Following discussion by both Noseda’s legal team and the BHA concerning the sensitive nature of some of the specific facts relating to the hearing, an application was made and granted for the hearing to be held in private with members of the media not permitted to attend.
A BHA statement said full written reasons from the panel would follow in "due course".
In May 2018, Phoenix removed 14 horses, including one-time Kentucky Derby candidate Gronkowski, from the Newmarket yard of Noseda in a move that left him "shocked and surprised" and with "no reason or explanation for their decision". Walk In The Sun joined Martyn Meade before later being transferred to Dubai.
The split proved a significant blow to Noseda, who at the time had been Phoenix's principal trainer in Europe and, along with his estranged wife and bloodstock agent Kerri Radcliffe, had played a key role in helping establish the owners as a major international player in the sales ring and on the racecourse.

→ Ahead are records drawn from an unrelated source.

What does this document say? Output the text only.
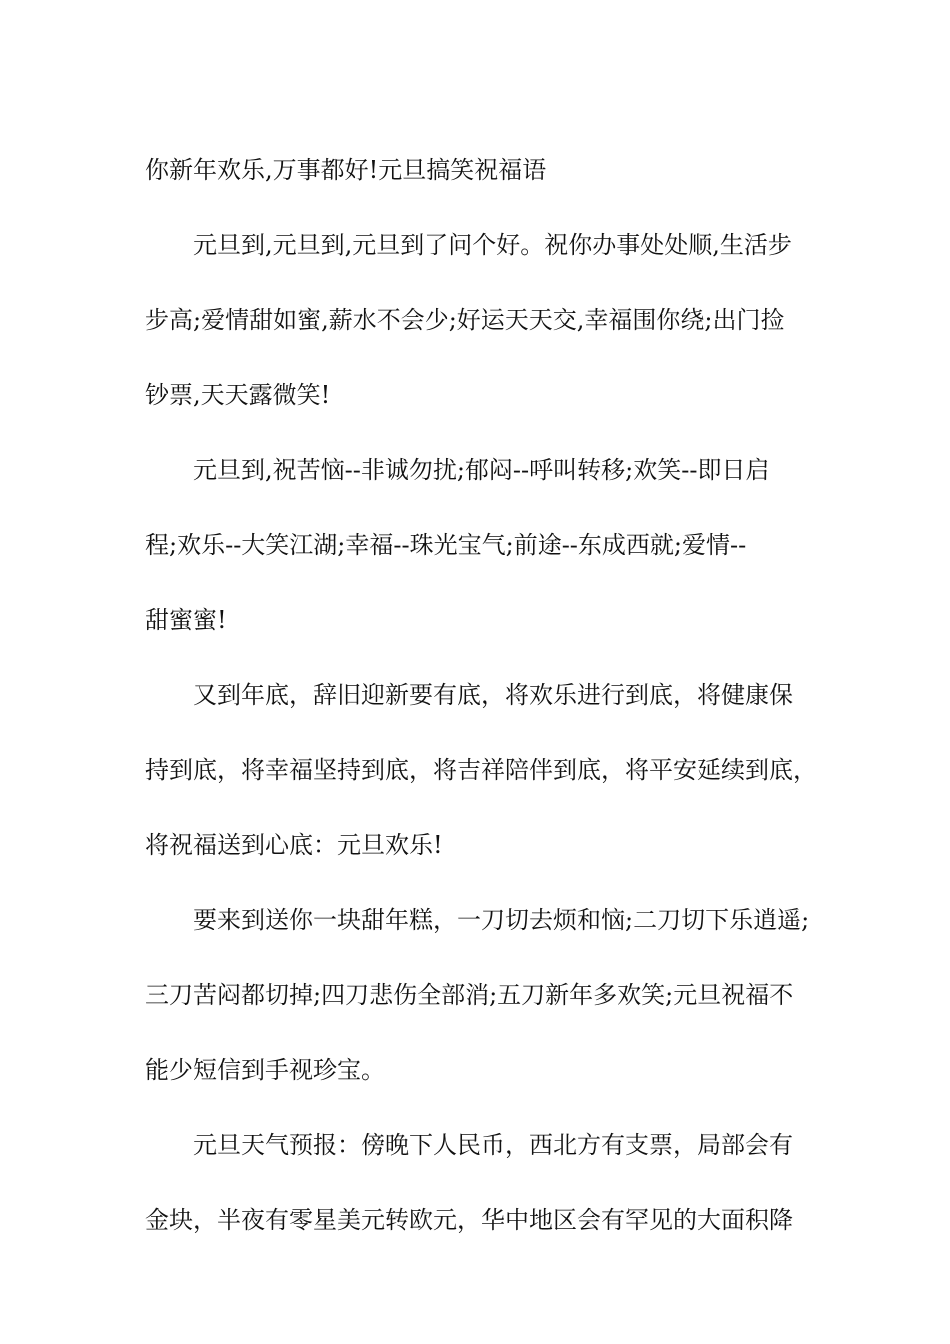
你新年欢乐,万事都好!元旦搞笑祝福语
元旦到,元旦到,元旦到了问个好。祝你办事处处顺,生活步
步高;爱情甜如蜜,薪水不会少;好运天天交,幸福围你绕;出门捡
钞票,天天露微笑!
元旦到,祝苦恼--非诚勿扰;郁闷--呼叫转移;欢笑--即日启
程;欢乐--大笑江湖;幸福--珠光宝气;前途--东成西就;爱情--
甜蜜蜜!
又到年底，辞旧迎新要有底，将欢乐进行到底，将健康保
持到底，将幸福坚持到底，将吉祥陪伴到底，将平安延续到底，
将祝福送到心底：元旦欢乐!
要来到送你一块甜年糕，一刀切去烦和恼;二刀切下乐逍遥;
三刀苦闷都切掉;四刀悲伤全部消;五刀新年多欢笑;元旦祝福不
能少短信到手视珍宝。
元旦天气预报：傍晚下人民币，西北方有支票，局部会有
金块，半夜有零星美元转欧元，华中地区会有罕见的大面积降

Classic-winning Noseda surprised the racing world last June when he announced his retirement after a 23-year training career.
Phoenix has been in the spotlight since November when founder Amer Abdulaziz Salman, 56, was alleged in a New York court to be a key money launderer for the fake $4 billion cryptocurrency scam OneCoin before allegedly stealing €100 million from the fraudsters. Abdulaziz categorically denies the allegations.
Last week Phoenix were suspended by the BHA from having runners in Britain until further notice.